I really wish you were able to get some help so you could get out on your own. It really sounds as if the environment is pretty emotionally toxic. I would hate to see you never being able to get out of that environment.
One thing that seems clear to me -- it really seems as if your parents have their own issues, and I hope you realize that their behavior towards you has nothing to do with you.
Have you taken your own trip yet? Be great if you could get out of that environment for a little while at least.
Kristen (ColeysMom)
07-31-2009, 09:28 AM
I'm sorry RR!
On one hand I think you should tell them exactly what you've told us. That you were looking forward to it, and then they pulled the rug out from under you, popped your bubble, just like when you were little...

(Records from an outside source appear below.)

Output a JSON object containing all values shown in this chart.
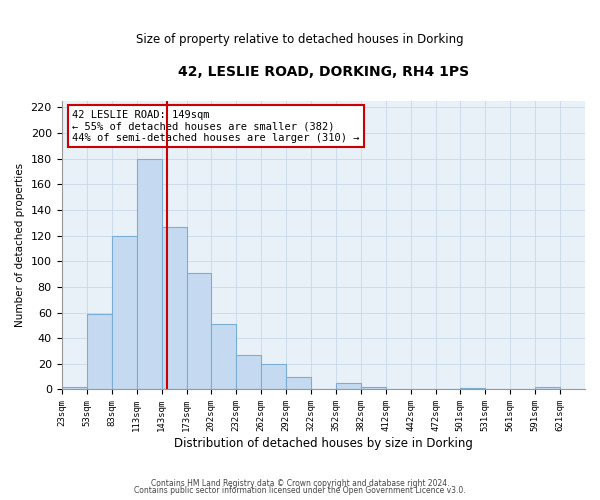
{
  "title": "42, LESLIE ROAD, DORKING, RH4 1PS",
  "subtitle": "Size of property relative to detached houses in Dorking",
  "xlabel": "Distribution of detached houses by size in Dorking",
  "ylabel": "Number of detached properties",
  "bar_left_edges": [
    23,
    53,
    83,
    113,
    143,
    173,
    202,
    232,
    262,
    292,
    322,
    352,
    382,
    412,
    442,
    472,
    501,
    531,
    561,
    591
  ],
  "bar_widths": [
    30,
    30,
    30,
    30,
    30,
    29,
    30,
    30,
    30,
    30,
    30,
    30,
    30,
    30,
    30,
    29,
    30,
    30,
    30,
    30
  ],
  "bar_heights": [
    2,
    59,
    120,
    180,
    127,
    91,
    51,
    27,
    20,
    10,
    0,
    5,
    2,
    0,
    0,
    0,
    1,
    0,
    0,
    2
  ],
  "bar_color": "#c5daf0",
  "bar_edgecolor": "#7aaed6",
  "tick_labels": [
    "23sqm",
    "53sqm",
    "83sqm",
    "113sqm",
    "143sqm",
    "173sqm",
    "202sqm",
    "232sqm",
    "262sqm",
    "292sqm",
    "322sqm",
    "352sqm",
    "382sqm",
    "412sqm",
    "442sqm",
    "472sqm",
    "501sqm",
    "531sqm",
    "561sqm",
    "591sqm",
    "621sqm"
  ],
  "tick_positions": [
    23,
    53,
    83,
    113,
    143,
    173,
    202,
    232,
    262,
    292,
    322,
    352,
    382,
    412,
    442,
    472,
    501,
    531,
    561,
    591,
    621
  ],
  "vline_x": 149,
  "vline_color": "#cc0000",
  "xlim": [
    23,
    651
  ],
  "ylim": [
    0,
    225
  ],
  "yticks": [
    0,
    20,
    40,
    60,
    80,
    100,
    120,
    140,
    160,
    180,
    200,
    220
  ],
  "annotation_title": "42 LESLIE ROAD: 149sqm",
  "annotation_line1": "← 55% of detached houses are smaller (382)",
  "annotation_line2": "44% of semi-detached houses are larger (310) →",
  "annotation_box_edgecolor": "#cc0000",
  "footer_line1": "Contains HM Land Registry data © Crown copyright and database right 2024.",
  "footer_line2": "Contains public sector information licensed under the Open Government Licence v3.0.",
  "grid_color": "#c8d8e8",
  "background_color": "#e8f0f8"
}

But on the other, it doens't sound like it'd do much good.
Can you talk to your brother about this at all?
roadracer
07-31-2009, 03:44 PM
I really dont talk to my brother much, I see him, but he dosnt talk that much. I dont think it would help anyway, he is always telling me how I need to get a job, or when I had a job to get a better job and everything and how I need to grow up and move out and stop living with mom and dad... He dosnt say this stuff all the time, just every now and then he says something like this, and I think he wont like it if I am complaining
Aspigander
07-31-2009, 03:59 PM
I'm pretty sure, from your posts, that if you could do those things you would be. Does your brother not realize that? Didn't you say he has disabilities as well?